DARSENA -  Si prevede l’ampliamento degli spazi antistante le arcate borboniche in corso di ristrutturazione con spostamento della strada verso il porto collegando così la zona della Darsena pescatori con l’area dell’ex Ecoittica, prevedendo altresì la realizzazione di una pista ciclo pedonale, collegata con l’ampliamento delle bretella (lungomare di Oplonti).

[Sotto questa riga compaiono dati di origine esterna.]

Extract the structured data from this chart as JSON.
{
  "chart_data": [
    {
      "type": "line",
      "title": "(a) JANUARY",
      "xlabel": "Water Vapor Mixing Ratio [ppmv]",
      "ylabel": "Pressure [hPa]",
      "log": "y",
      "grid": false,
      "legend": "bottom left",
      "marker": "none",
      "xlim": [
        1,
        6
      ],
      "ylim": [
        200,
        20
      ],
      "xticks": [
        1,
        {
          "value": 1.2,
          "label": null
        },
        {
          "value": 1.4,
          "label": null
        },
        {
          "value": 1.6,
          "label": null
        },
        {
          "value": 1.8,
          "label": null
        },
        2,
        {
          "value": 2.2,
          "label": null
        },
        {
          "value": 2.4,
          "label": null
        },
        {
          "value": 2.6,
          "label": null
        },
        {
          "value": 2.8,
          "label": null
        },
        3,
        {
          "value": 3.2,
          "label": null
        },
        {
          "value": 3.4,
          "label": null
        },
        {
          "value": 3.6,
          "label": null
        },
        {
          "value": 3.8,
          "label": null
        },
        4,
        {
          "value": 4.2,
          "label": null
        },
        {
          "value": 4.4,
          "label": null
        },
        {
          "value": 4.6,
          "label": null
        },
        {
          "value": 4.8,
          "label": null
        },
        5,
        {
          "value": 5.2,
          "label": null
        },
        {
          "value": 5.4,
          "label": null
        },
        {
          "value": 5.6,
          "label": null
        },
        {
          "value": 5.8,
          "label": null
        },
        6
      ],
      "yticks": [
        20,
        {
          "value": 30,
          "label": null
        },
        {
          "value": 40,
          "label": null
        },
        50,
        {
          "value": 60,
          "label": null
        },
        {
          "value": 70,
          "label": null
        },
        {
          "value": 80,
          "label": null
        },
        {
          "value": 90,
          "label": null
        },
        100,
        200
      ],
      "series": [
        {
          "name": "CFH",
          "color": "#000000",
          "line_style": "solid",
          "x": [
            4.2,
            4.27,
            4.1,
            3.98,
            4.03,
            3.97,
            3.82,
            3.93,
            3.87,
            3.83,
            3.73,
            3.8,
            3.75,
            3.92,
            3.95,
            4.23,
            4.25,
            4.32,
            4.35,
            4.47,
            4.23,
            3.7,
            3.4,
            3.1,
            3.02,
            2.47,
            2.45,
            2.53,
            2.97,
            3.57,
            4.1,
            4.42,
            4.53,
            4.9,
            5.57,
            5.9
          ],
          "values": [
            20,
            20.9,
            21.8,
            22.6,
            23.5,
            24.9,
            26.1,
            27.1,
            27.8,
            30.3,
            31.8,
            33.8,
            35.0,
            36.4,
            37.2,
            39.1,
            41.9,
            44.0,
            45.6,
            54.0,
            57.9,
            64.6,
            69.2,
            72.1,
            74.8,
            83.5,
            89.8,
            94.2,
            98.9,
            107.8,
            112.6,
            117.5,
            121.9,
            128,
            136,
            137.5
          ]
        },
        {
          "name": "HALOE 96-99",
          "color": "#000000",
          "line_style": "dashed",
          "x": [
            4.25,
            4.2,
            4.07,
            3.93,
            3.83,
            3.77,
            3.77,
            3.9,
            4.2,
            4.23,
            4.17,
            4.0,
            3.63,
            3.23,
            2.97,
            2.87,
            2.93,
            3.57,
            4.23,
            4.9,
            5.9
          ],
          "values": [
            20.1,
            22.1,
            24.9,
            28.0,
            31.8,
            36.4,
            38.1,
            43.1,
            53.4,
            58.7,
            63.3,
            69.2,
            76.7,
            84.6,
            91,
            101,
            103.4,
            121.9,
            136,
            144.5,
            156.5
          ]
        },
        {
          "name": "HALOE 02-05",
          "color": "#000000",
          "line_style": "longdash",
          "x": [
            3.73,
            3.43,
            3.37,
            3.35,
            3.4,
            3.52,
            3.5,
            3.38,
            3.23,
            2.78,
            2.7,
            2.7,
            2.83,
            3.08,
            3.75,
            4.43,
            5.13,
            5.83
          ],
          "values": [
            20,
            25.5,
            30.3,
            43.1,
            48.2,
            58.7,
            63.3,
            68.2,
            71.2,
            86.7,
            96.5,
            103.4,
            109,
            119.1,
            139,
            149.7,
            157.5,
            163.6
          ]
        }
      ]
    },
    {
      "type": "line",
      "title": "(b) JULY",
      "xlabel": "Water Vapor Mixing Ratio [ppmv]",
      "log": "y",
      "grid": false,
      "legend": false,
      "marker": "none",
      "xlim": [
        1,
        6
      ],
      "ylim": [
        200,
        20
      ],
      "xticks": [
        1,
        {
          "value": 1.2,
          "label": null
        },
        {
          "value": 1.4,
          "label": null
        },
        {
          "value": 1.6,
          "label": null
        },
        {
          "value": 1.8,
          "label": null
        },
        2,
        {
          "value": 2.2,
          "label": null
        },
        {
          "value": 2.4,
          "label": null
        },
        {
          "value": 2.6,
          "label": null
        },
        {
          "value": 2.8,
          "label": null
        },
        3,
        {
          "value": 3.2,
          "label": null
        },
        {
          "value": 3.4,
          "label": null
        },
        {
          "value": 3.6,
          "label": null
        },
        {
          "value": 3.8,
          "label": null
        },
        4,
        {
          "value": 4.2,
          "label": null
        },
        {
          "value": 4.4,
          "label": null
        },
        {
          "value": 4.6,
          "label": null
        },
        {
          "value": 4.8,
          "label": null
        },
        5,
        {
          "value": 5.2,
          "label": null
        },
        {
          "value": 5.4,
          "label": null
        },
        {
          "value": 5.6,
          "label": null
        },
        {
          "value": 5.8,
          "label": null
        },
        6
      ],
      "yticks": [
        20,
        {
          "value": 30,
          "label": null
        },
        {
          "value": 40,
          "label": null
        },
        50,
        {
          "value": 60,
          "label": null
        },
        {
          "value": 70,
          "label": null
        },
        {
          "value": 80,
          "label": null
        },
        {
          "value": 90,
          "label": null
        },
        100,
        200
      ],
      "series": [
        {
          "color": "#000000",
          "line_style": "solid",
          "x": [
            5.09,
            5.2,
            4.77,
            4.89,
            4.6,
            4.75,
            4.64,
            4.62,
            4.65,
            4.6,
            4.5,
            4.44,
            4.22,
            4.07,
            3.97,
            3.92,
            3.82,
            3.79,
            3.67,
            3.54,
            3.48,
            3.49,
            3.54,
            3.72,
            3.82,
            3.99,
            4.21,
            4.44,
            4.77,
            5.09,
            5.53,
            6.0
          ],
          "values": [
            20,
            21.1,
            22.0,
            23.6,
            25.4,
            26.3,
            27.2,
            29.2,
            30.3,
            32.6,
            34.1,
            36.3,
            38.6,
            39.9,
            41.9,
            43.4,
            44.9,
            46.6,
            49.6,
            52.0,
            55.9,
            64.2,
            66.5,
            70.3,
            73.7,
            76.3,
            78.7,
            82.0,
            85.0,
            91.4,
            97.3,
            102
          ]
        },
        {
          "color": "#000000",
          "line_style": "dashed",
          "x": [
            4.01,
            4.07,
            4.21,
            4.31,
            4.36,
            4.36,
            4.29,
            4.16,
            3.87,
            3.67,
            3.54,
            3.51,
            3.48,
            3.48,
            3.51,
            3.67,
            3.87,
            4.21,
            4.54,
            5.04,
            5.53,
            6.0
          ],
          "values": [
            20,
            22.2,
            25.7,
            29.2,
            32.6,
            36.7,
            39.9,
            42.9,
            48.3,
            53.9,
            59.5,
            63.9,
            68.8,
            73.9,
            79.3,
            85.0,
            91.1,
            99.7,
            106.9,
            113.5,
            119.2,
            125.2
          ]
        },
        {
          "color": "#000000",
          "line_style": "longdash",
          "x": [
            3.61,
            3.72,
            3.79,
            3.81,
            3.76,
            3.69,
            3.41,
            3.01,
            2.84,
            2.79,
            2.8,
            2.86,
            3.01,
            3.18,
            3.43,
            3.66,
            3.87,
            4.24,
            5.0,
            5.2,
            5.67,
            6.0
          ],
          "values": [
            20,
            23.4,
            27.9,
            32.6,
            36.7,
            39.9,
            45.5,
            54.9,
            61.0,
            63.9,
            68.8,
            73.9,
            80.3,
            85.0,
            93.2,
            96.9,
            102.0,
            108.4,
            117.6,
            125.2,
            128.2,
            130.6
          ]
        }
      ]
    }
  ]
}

PENETRAZIONE PORTO/SCAVI - Si prevede la realizzazione di un nuovo percorso pedonale (verticale), dalla Stazione della Circumvesuviana fermata Torre Annunziata di via Paolo Boselli, collegando, mediante l’installazione di un ascensore e/o di una scala mobile, oltre a rampa di gradini, con la sottostante Via Vittorio Veneto, facilitando così l’accesso agli Scavi Archeologici della Villa di Poppea ubicati in Via Sepolcri, il tutto previa demolizione di un fabbricato prospettante su entrambe le strade (via Boselli/via V. Veneto). Inoltre si prevede l’allargamento della sede stradale di via Eolo con la demolizione di porzioni di immobili, collegando cosi più facilmente la zona porto con gli scavi archeologici. L’area residuale dall’abbattimento del fabbricato sarà organizzata a verde, oltre a spazi per la sosta. Infine si prevede l’acquisizione dell’ex cinema Moderno, con la rifunzionalizzazione dell’intero compendio, parte destinato a parcheggio (piano livello strada) e la parte soprastante in struttura polivalente (museo multimediale) con annessa terrazza belvedere.